My mom’s a really great cook and I always helped in the kitchen growing up. She’s Swedish and I grew up in a household where healthy balanced meals were very much the norm. Because of that I think making food was already pretty natural for me, and when we’d go on trips, [cooking] was just part of the game. I think that what’s great about cooking outside is that you get taken out of your comfort zone a little bit and you have to make do with what you have, which is a fun challenge.
A: You’ve got to be comfortable with just mixing things up and just working with what you have. For me, if I look at the bottom of a food bag and there’s just an onion left and spices, I can just make something up. For some people who aren’t used to doing that it can be a bit intimidating.
I’m not a big fan of meal planning though, truth be told. That’s what I find intimidating, figuring out how much you need and how many people you need to make it for. That’s kind of always the pain-in-the-ass part.
I certainly have some go-to recipes that I always make. People would probably make the assumption that I have these really elaborate fancy things, but I don’t really, I just have a few staple things that I always do.
Silicone spatula – I borrowed one from my dad and it is so versatile. I use it for cooking, and it’s really nice to scrape out bowls with. That’s definitely my number one thing I use, which means I should probably buy my own!
A: I think the great thing about the outdoors is that almost anything tastes good when you’re outside. Physical exertion leads to being hungry. When you’re outdoors you’re pushing yourself to the point where your body needs to refuel.

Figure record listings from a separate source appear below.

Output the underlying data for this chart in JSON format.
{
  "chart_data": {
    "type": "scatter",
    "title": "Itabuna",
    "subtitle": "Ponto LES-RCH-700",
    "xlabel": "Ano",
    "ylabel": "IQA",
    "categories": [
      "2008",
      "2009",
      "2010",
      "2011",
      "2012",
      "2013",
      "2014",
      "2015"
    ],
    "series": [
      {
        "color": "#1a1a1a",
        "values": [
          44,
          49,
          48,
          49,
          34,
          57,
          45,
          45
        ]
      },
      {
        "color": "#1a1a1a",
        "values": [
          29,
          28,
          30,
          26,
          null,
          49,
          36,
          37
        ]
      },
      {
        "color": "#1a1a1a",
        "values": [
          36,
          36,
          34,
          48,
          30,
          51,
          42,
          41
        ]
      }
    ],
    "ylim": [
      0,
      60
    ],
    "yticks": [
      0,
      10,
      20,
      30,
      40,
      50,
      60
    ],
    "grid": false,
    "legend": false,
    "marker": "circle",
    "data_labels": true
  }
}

And then also, when you’re outside, it’s just beautiful. Your kitchen and your dining room are this incredible setting that you love to explore.

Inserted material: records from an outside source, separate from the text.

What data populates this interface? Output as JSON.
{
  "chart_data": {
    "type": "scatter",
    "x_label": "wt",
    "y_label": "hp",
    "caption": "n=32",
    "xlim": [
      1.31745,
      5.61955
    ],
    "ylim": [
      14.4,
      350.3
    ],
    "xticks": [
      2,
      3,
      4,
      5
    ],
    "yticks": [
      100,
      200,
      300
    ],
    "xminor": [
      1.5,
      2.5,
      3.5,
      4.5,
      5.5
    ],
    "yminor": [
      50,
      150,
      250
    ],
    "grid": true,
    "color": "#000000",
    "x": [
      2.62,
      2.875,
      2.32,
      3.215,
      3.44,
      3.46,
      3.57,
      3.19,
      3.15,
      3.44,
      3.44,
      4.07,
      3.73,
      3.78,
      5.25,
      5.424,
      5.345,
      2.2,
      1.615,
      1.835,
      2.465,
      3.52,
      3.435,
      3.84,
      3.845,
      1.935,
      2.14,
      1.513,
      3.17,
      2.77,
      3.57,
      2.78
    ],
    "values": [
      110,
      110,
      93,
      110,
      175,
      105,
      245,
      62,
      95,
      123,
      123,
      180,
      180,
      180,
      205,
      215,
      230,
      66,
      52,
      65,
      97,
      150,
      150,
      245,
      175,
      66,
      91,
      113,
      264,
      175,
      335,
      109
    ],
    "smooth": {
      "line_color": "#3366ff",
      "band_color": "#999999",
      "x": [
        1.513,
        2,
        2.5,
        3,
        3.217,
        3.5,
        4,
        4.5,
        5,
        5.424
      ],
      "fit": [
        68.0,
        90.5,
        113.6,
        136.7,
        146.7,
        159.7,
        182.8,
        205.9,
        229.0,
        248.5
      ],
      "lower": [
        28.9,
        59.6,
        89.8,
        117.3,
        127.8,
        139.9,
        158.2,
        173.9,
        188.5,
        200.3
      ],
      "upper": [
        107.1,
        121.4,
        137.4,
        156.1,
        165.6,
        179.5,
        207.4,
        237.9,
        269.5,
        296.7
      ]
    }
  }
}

Those two things make it so you don’t need fancy food outside. I think really simple meals often are the best ones because they’re easier to make, and when you’re outside with the bare minimum, you have a better appreciation for everything you do have.
“Everyone knows that burritos are the preferred sandwich of the outdoor world. Self-contained, they travel well, and if you’re adventuring with a friend, you can congratulate each other for getting to the summit with a trademark Burrito Fistbump. Breakfast, lunch, dinner: it’s all a perfect burrito time. This recipe is perfect for when you’ve got an early morning start and want to eat breakfast on the way or at the trailhead. Just make the burritos the night before, then stash in your backpack in the morning and you can have breakfast whenever the hell you want. Burritos also happen to fit perfectly in bike jersey pockets, which makes them great fuel for long rides. You can also toss these in the coals of a morning campfire if you want to enjoy a warm burrito.

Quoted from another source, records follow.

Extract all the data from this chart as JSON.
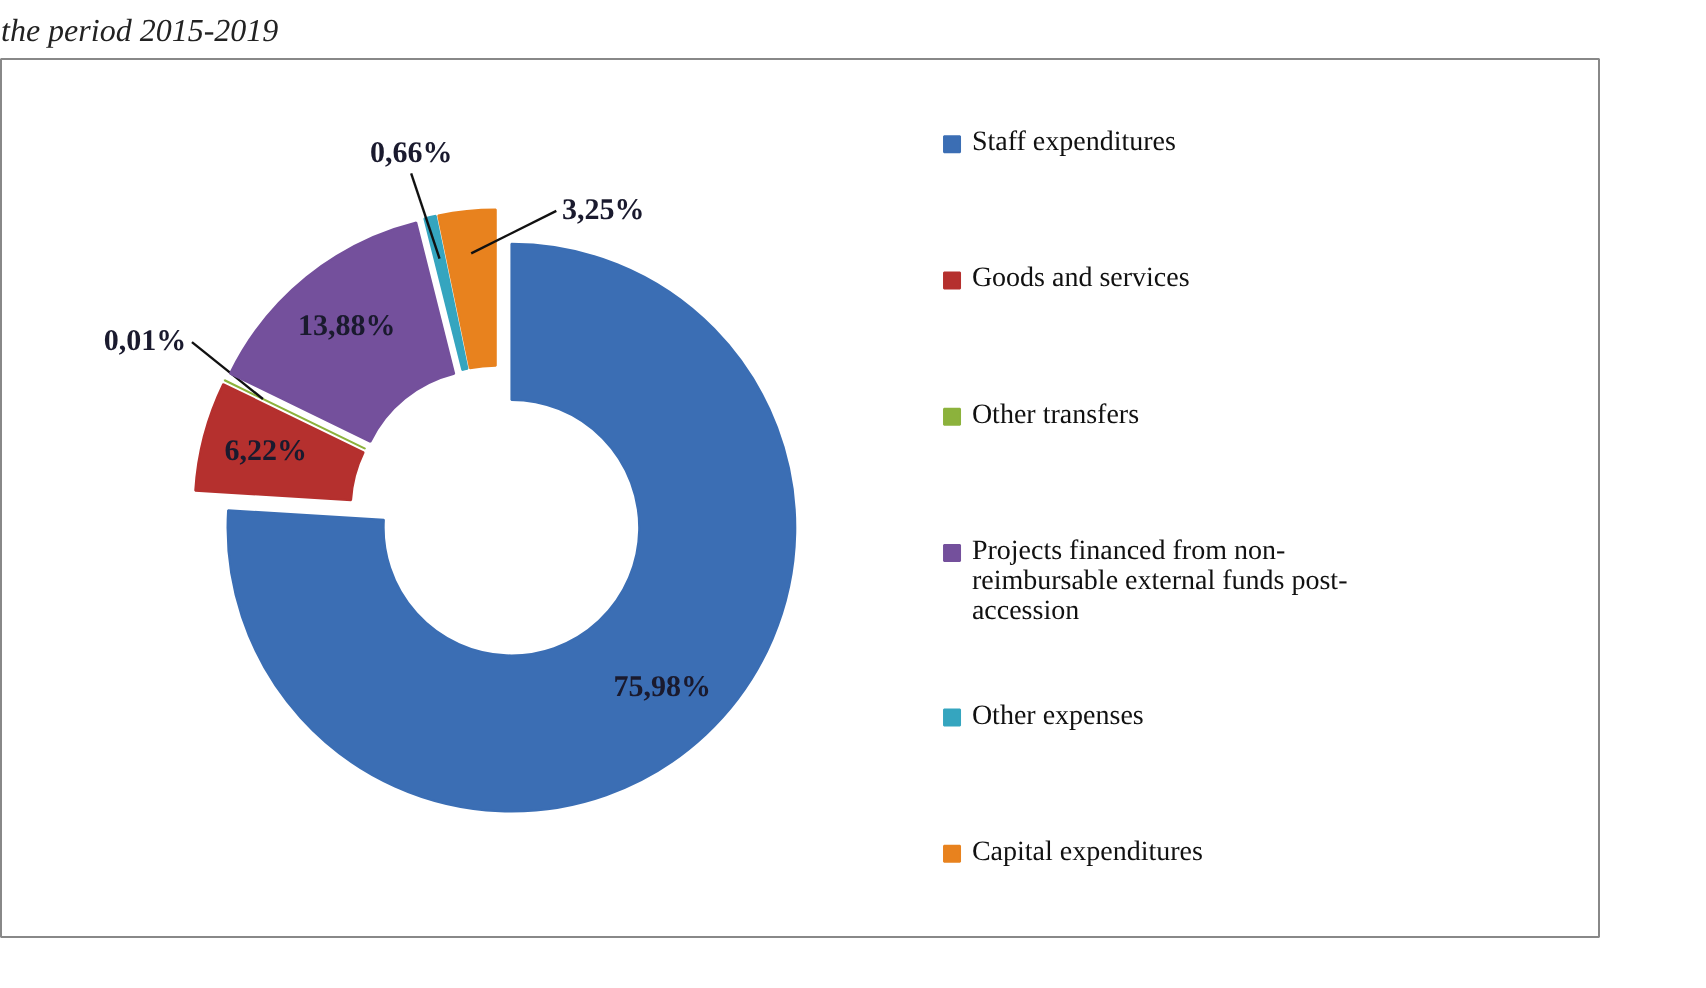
{
  "chart_data": {
    "type": "donut",
    "title": "the period 2015-2019",
    "categories": [
      "Staff expenditures",
      "Goods and services",
      "Other transfers",
      "Projects financed from non-reimbursable external funds post-accession",
      "Other expenses",
      "Capital expenditures"
    ],
    "values": [
      75.98,
      6.22,
      0.01,
      13.88,
      0.66,
      3.25
    ],
    "colors": [
      "#3b6eb4",
      "#b5302e",
      "#8cb23c",
      "#74509c",
      "#35a5bf",
      "#e8821e"
    ],
    "value_labels": [
      "75,98%",
      "6,22%",
      "0,01%",
      "13,88%",
      "0,66%",
      "3,25%"
    ],
    "legend": "right"
  }
}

We use buckwheat in this recipe, because rice is boring, but you can tweak this recipe depending on your tastes. Get rid of the eggs and cheese if you need them to be vegan. Up the bean content if you’re in desperate need of protein. Triple the hot sauce if that’s your jam. Add new ingredients and make these your own!”
Makes: one burrito
Tinfoil (not to eat, of course)
One large flour tortilla
About 1/2 cup cooked buckwheat
About 1/2 cup black beans, strained
1 egg, scrambled
2 to 3 tablespoons grated cheese
2 tablespoons salsa
Tear off a piece of tin foil that is a little wider than your tortilla. Place the tortilla flat on the tin foil.
Evenly spread out the ingredients towards the bottom of the tortilla (the side closes to you). Gently fold up the bottom as well as the sides and roll the burrito together, making sure it’s tightly wrapped with the tin foil.
Pack. Burrito Fistbump with a friend. Eat.